A reabsorção radicular interna é um evento patológico associado a

injúrias causadas a camadas de pré-dentina e de odontoblastos (LOPES et al.,

2004; RUIZ et al., 2002). Pode ser denominada de reabsorção intracanal,

odontoblastoma, endontoma ou granuloma interno (BARBOSA, 1999). Sua

etiologia não foi totalmente esclarecida, sendo que a maioria dos autores

concordam que o traumatismo e a infecção são os agentes etiológicos

principais (PRATA et al., 2002; VERDE S., 2002).

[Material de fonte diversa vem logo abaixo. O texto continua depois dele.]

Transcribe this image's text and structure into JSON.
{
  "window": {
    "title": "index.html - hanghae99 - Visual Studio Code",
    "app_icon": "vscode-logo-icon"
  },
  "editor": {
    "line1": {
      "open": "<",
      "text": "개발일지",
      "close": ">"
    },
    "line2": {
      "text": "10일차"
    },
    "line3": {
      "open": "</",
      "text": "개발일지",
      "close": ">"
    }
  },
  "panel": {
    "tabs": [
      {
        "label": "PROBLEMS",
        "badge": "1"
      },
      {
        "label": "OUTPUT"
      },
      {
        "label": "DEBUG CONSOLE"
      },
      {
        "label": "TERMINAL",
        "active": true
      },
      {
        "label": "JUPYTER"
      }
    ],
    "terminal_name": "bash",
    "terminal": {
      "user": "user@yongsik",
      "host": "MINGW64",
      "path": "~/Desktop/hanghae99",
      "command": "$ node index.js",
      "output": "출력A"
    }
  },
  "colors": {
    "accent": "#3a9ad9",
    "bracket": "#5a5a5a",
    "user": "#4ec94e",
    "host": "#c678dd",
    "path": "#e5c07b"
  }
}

Os fatores desencadeantes ou etiológicos podem variar segundo a

quantidade, qualidade e natureza, levando a vários tipos de reabsorção

dentária (LOPES et al., 2004). Na verdade, diversos são os fatores para que

ocorram as reabsorções internas, onde pode-se citar o trauma, as cáries,

infecção periodontal, procedimentos iatrogênicos, preparos restauradores,

movimentos ortodônticos, bruxismo, anacorese e as pulpotomias vitais, que

são terapias com hidróxido de cálcio.

Estes fatores supracitados são eficazes na promoção da reabsorção

radicular interna na medida em que causam injúria à pré-dentina ou ao

cemento tornando-os mineralizados. A exposição da matriz mineralizada

destes tecidos desencadeia o processo reabsortivo, por atrair e ativar as

células clásticas Entretanto, é necessário que haja um estímulo, visto que, sem

o mesmo, a atividade clástica cessa e a reabsorção pára. (LOPES et al., 2004).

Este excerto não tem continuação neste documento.